If one checks the Minnesota DNR site, one will learn that Minnesota’a lakes are not pristine and crystal-clear. Instead, they suffer from agricultural run-off, with much of the same problems, as do Iowa waters. So, I don’t understand how Iowa water quality problems set it apart from Minnesota, which has imposed tighter panfish regulations in the southern part of the state adjacent to Iowa.
I would also like to see some hard quantitative data showing that panfish sizes on Iowa waters are fine as compared to impoundments in Illinois, Nebraska, and southern Minnesota, where water conditions are the same, but actual limits are in place.
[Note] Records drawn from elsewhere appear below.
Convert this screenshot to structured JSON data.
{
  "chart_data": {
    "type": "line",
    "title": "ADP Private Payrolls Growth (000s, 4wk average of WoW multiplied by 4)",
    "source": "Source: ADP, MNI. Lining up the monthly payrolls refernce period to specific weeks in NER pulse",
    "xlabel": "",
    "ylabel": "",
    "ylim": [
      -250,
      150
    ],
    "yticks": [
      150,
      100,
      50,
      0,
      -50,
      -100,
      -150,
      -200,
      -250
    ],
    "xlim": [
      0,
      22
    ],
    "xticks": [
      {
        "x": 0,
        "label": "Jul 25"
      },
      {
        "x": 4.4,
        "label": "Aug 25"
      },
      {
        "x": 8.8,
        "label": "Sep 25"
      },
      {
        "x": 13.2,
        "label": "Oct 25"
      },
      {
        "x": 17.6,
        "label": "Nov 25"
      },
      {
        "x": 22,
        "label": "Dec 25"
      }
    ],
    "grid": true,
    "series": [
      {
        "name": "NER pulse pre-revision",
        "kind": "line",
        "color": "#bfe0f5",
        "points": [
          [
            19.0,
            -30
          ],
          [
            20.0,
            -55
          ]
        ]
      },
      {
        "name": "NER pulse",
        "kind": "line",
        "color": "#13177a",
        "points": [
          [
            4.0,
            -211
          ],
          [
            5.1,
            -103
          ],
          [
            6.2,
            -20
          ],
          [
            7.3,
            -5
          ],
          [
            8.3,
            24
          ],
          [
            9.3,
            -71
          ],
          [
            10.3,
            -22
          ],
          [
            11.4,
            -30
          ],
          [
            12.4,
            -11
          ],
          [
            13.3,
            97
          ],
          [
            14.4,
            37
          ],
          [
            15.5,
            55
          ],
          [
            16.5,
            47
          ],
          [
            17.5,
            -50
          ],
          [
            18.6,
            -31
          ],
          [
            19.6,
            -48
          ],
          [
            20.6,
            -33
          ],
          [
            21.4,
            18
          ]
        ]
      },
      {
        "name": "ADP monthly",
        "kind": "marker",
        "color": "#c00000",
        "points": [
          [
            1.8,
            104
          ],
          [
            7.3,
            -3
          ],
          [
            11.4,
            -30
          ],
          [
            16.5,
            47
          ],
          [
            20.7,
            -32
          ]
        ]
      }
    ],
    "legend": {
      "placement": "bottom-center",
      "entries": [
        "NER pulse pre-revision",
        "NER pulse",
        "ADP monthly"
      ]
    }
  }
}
And, if I were fishing for walleye with my very young nephews, and they deep-hooked a sub-legal walleye, I would use the experience to teach them how the world works. Eagles and otters need to eat, too, and if letting the scavengers have a small walleye helps kids learn that lesson I happily let that deep-hooked fish go. I would not use their tears to answer a question about whether Iowa’s stock-and-kill walleye fishery is the best way to manage things. Tearful four-year olds are a pitiful sight, but not something that replaces a rational answer about the nature of Iowa’s in-land walleye fishery.
Not saying I have the answers…but my experience in earning an MA and working on a PhD from the University of Iowa has taught me not take the word of experts as gospel, either.